Em primeiro lugar, exige a manutenção da taxa básica de juros em um patamar que não possui nenhuma justificativa na economia ou, francamente, em qualquer ciência. Nem mesmo o disfarce de “combate à inflação” cola mais, porque a última escalada inflacionária deixou claro que foi artificialmente provocada para criar os dividendos recordes distribuídos por uma Petrobrás controlada por uma elite apátrida e traidora. Não só a nossa petroleira, mas também a anglo-holandesa Shell e outros cartéis do sangue negro também se aproveitaram da fome para engordar as planilhas de Excel dos rentistas mundo a fora.

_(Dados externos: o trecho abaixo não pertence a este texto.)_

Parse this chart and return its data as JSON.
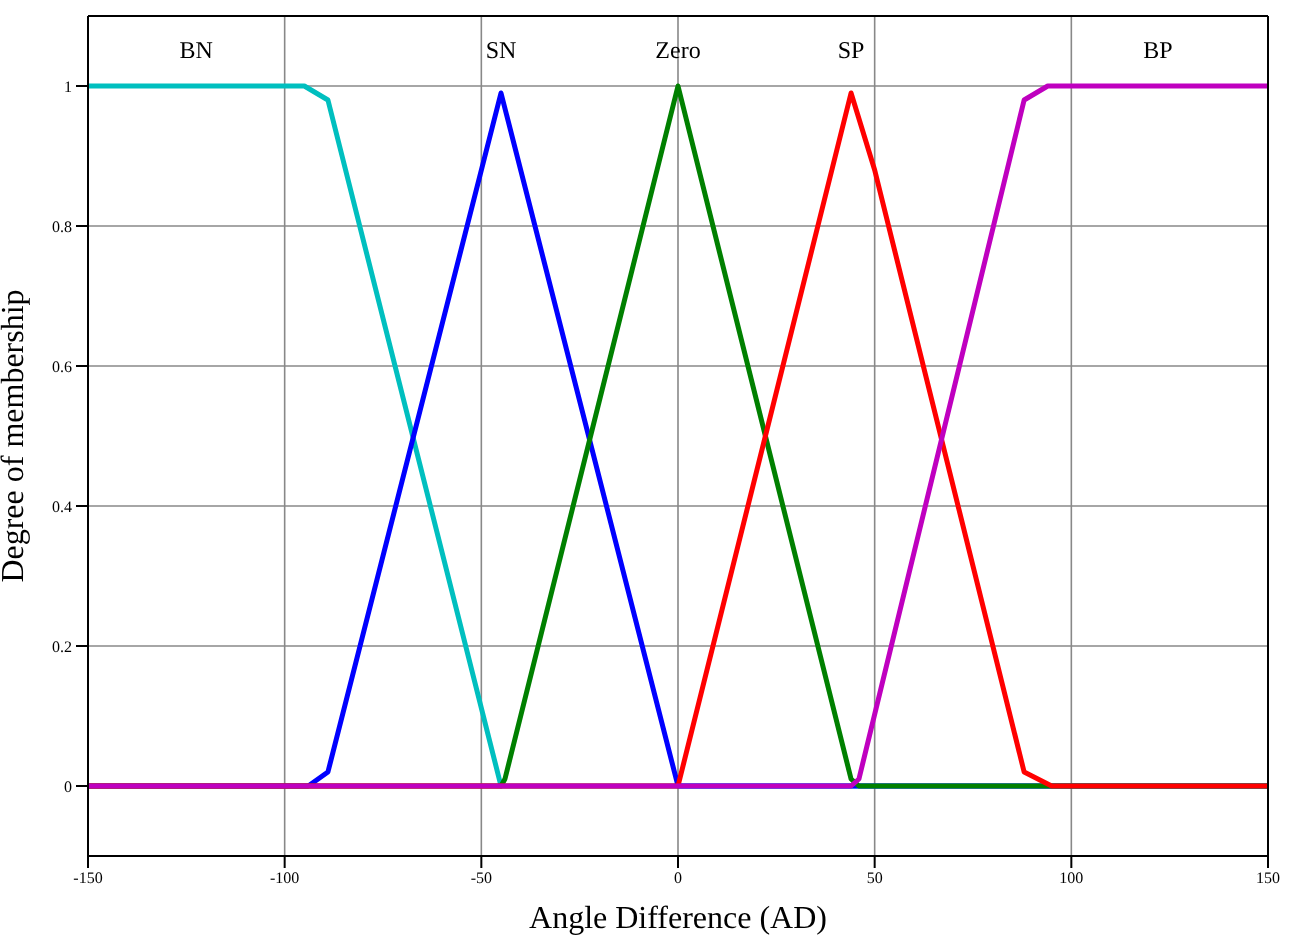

Em segundo lugar, o ópio do dólar barato contribuí para continuar a destruição do nosso tecido industrial brasileiro. Num momento em que todos os países do mundo disputam pelo controle das cadeias de valor industriais mundo a fora, entregamos de graça a nossa para os demais. O câmbio é somente um dos instrumentos disponíveis para que o Brasil seja o gigante a que está vocacionado a ser e há uma metodologia para seu cálculo, limites superior e inferior.  Todavia, não é o único instrumento, ainda que um dos mais importantes. Mecanismos de planejamento que sigam o princípio de demanda efetiva para nossa indústria, acordos bilaterais Sul-Sul e a exploração de sinergias são outros dentre tantos.  Porém, nada funcionará se estivermos afogados em importações.

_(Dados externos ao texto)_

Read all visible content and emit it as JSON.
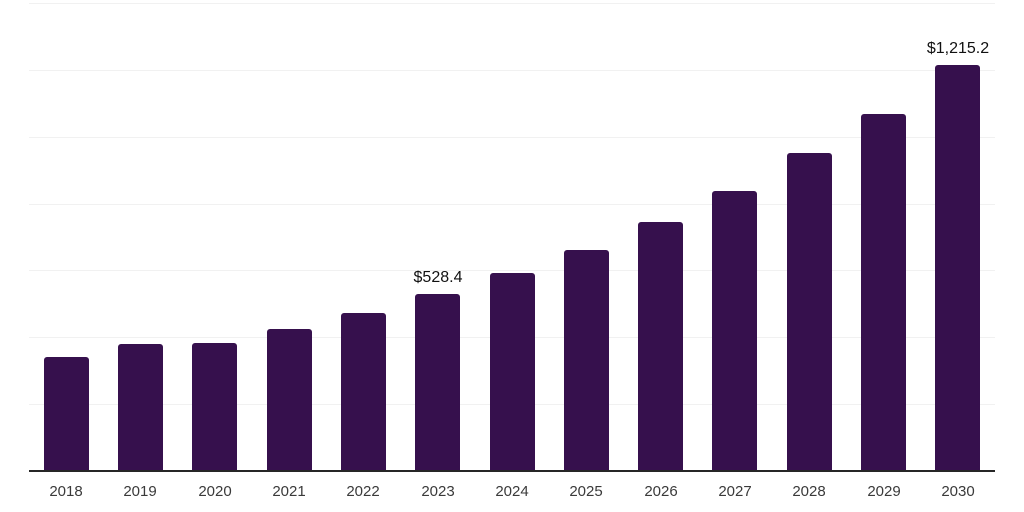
{
  "chart_data": {
    "type": "bar",
    "title": "",
    "xlabel": "",
    "ylabel": "",
    "categories": [
      "2018",
      "2019",
      "2020",
      "2021",
      "2022",
      "2023",
      "2024",
      "2025",
      "2026",
      "2027",
      "2028",
      "2029",
      "2030"
    ],
    "values": [
      340,
      379,
      382,
      426,
      474,
      528.4,
      593,
      662,
      745,
      838,
      951,
      1067,
      1215.2
    ],
    "ylim": [
      0,
      1400
    ],
    "gridline_step": 200,
    "grid": true,
    "legend": false,
    "y_tick_labels_visible": false,
    "data_labels": [
      {
        "category": "2023",
        "text": "$528.4"
      },
      {
        "category": "2030",
        "text": "$1,215.2"
      }
    ]
  },
  "colors": {
    "background": "#ffffff",
    "bar": "#36104D",
    "axis_line": "#262626",
    "gridline": "#f1f1f1",
    "tick_label": "#3a3a3a",
    "data_label": "#111111"
  }
}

No entanto, o pior de todos é o terceiro efeito. Exatamente como o ópio, o dólar barato anestesia o Brasil em uma febre de consumo. Tira de nossos Trabalhadores a capacidade de luta, esconde de nossos empresários que é a competição injusta com os oligopólios estrangeiros que corrói seu faturamento (junto com os sanguessugas da Faria Lima) e cria em nossos governantes a ilusão do apoio popular fácil, sem trair os interesses ocultos dos rentistas.

É assim, que entorpecido pelo ópio do dólar barato, o Brasil se cai nos braços de seu traficante, a Faria Lima. Como um dependente químico, entregamos nossa vida de pouco em pouco para aqueles que nos destroem.

Passou da hora de pensarmos o Brasil estrategicamente.